Scotese et Song ont effectué 100 reconstitutions des paléo-ceintures de Köppen, chacune pour une période d’environ 5 millions d’années, qui permettent de recouvrir tout le Phanérozoïque. Leur méthode présente bien sûr des incertitudes. La largeur des paléo-ceintures de Köppen est difficile à estimer, surtout pour le Paléozoïque inférieur. Les indicateurs lithologiques ne donnent des indications que pour les surfaces continentales. Pour les océans, il a fallu supposer que les climats étaient zonaux, c’est-à-dire dépendant seulement de la latitude. Les courants océaniques peuvent leur apporter des distorsions. De manière plus gênante, les températures assignées à chaque ceinture de Köppen sont valables pour l’ère glaciaire dans laquelle nous vivons. Elles ne le sont pas forcément pour les ères dites « de serre », durant lesquelles il n’existait pas de calotte glaciaire.

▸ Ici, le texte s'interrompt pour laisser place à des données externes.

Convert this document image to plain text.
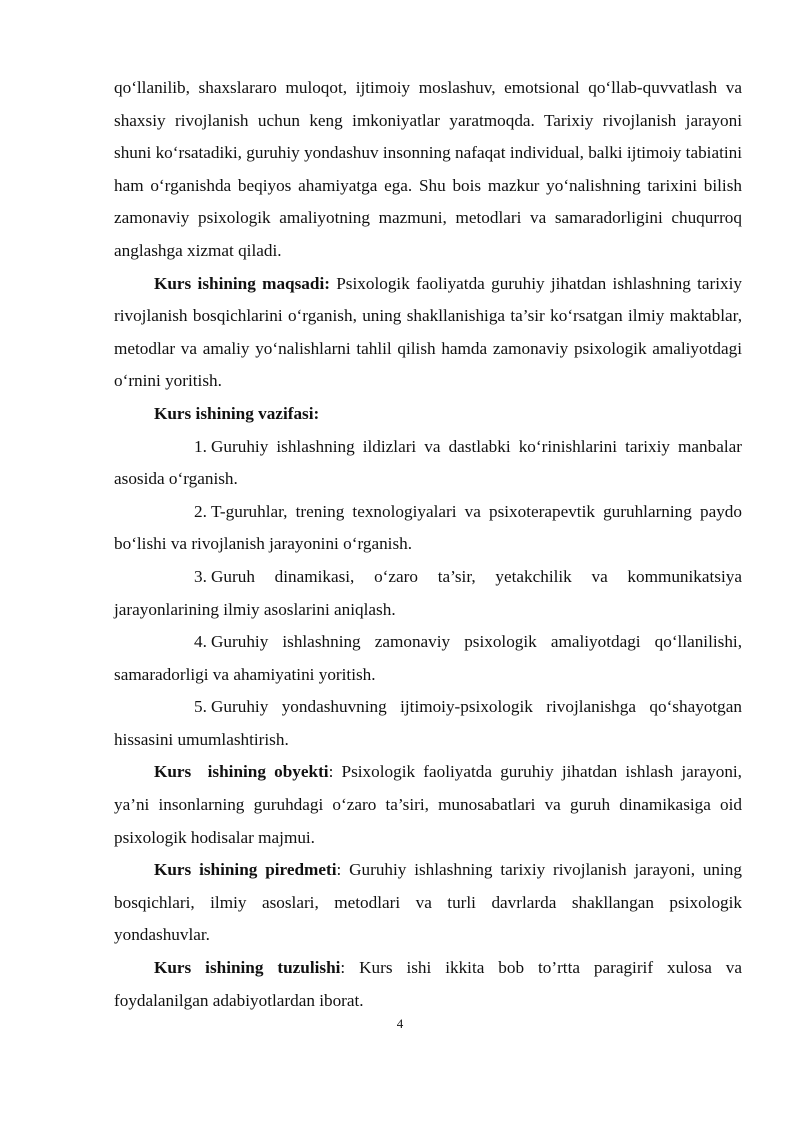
qo‘llanilib, shaxslararo muloqot, ijtimoiy moslashuv, emotsional qo‘llab-quvvatlash va shaxsiy rivojlanish uchun keng imkoniyatlar yaratmoqda. Tarixiy rivojlanish jarayoni shuni ko‘rsatadiki, guruhiy yondashuv insonning nafaqat individual, balki ijtimoiy tabiatini ham o‘rganishda beqiyos ahamiyatga ega. Shu bois mazkur yo‘nalishning tarixini bilish zamonaviy psixologik amaliyotning mazmuni, metodlari va samaradorligini chuqurroq anglashga xizmat qiladi.

Kurs ishining maqsadi: Psixologik faoliyatda guruhiy jihatdan ishlashning tarixiy rivojlanish bosqichlarini o‘rganish, uning shakllanishiga ta’sir ko‘rsatgan ilmiy maktablar, metodlar va amaliy yo‘nalishlarni tahlil qilish hamda zamonaviy psixologik amaliyotdagi o‘rnini yoritish.

Kurs ishining vazifasi:

1. Guruhiy ishlashning ildizlari va dastlabki ko‘rinishlarini tarixiy manbalar asosida o‘rganish.

2. T-guruhlar, trening texnologiyalari va psixoterapevtik guruhlarning paydo bo‘lishi va rivojlanish jarayonini o‘rganish.

3. Guruh dinamikasi, o‘zaro ta’sir, yetakchilik va kommunikatsiya jarayonlarining ilmiy asoslarini aniqlash.

4. Guruhiy ishlashning zamonaviy psixologik amaliyotdagi qo‘llanilishi, samaradorligi va ahamiyatini yoritish.

5. Guruhiy yondashuvning ijtimoiy-psixologik rivojlanishga qo‘shayotgan hissasini umumlashtirish.

Kurs  ishining obyekti: Psixologik faoliyatda guruhiy jihatdan ishlash jarayoni, ya’ni insonlarning guruhdagi o‘zaro ta’siri, munosabatlari va guruh dinamikasiga oid psixologik hodisalar majmui.

Kurs ishining piredmeti: Guruhiy ishlashning tarixiy rivojlanish jarayoni, uning bosqichlari, ilmiy asoslari, metodlari va turli davrlarda shakllangan psixologik yondashuvlar.

Kurs ishining tuzulishi: Kurs ishi ikkita bob to’rtta paragirif xulosa va foydalanilgan adabiyotlardan iborat.

4
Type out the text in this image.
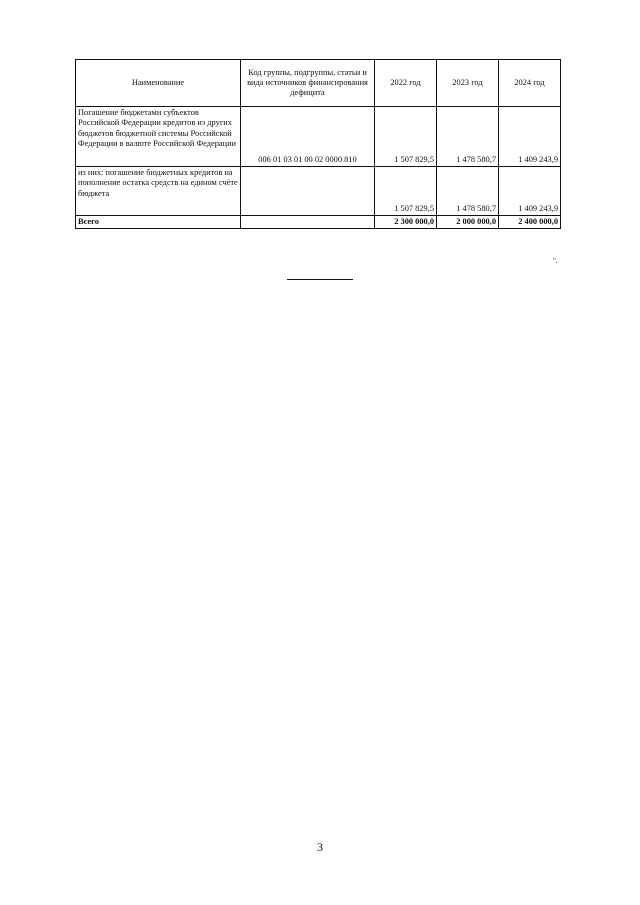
Наименование	Код группы, подгруппы, статьи и вида источников финансирования дефицита	2022 год	2023 год	2024 год
Погашение бюджетами субъектов Российской Федерации кредитов из других бюджетов бюджетной системы Российской Федерации в валюте Российской Федерации	006 01 03 01 00 02 0000 810	1 507 829,5	1 478 580,7	1 409 243,9
из них: погашение бюджетных кредитов на пополнение остатка средств на едином счёте бюджета		1 507 829,5	1 478 580,7	1 409 243,9
Всего		2 300 000,0	2 000 000,0	2 400 000,0
".
3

Néanmoins, les indicateurs lithologiques disent comment le gradient de température équateur-pôles a changé au cours des temps géologiques. Les largeurs des deux premières ceintures de Köppen, A et B, sont restées à peu près constantes car elles sont déterminées par la circulation atmosphérique générale. Son but est d’évacuer la chaleur de l’équateur vers les pôles. Des masses d’air s’élèvent à l’équateur et retombent à 30° de latitude Nord et Sud, en créant des cellules de convection dites de Hadley. L’aridité de ces climats est due à la descente de ces masses d’air, car elles ont perdu leur humidité et engendrent des hautes pressions. Ces cellules ont existé durant toute l’histoire de la Terre. Les changements du gradient de température équateur-pôle sont liés aux variations de largeur des ceintures C, D et E. Durant les « mondes de serre », où la surface de la Terre est très chaude, les climats neigeux peuvent disparaître. Il ne reste alors que quatre ceintures de Köppen.

Les indicateurs lithologiques et les paléo-ceintures de Köppen durant le Permien inférieur, il y a 280 millions d’années (coal : charbon).

Ainsi, une Terre « de glace » a un gradient de température plus important qu’une Terre « de serre ». Les températures équatoriales ne sont pas forcément plus basses, ce qui explique qu’au début du Permien, il y a environ 280 millions d’années, des forêts marécageuses existaient dans l’actuelle Europe occidentale. En revanche, quand on se dirigeait vers l’actuelle Australie, qui faisait partie du Gondwana, on rencontrait des glaciers. La TMG calculé par Scotese et Song vaut 14,6 °C. Elle était presque égale à celle de la Terre avant l’ère industrielle. Durant le Crétacé moyen, il y a 100 millions d’années, la Terre était « de serre ». La ceinture E n’existait pas et la ceinture D n’occupait que 5 % de la Terre. Les climats humides tempérés recouvraient 44 % de la Terre, beaucoup plus que maintenant. La TMG était de 20 °C. Pour des périodes chaudes comme celle-ci, on définit une ceinture boréotropicale, dont la température moyenne est la même que la ceinture B. Dans tous les cas, durant le Permien comme durant le Crétacé, la température moyenne de la ceinture A était de 26 °C, de même que maintenant.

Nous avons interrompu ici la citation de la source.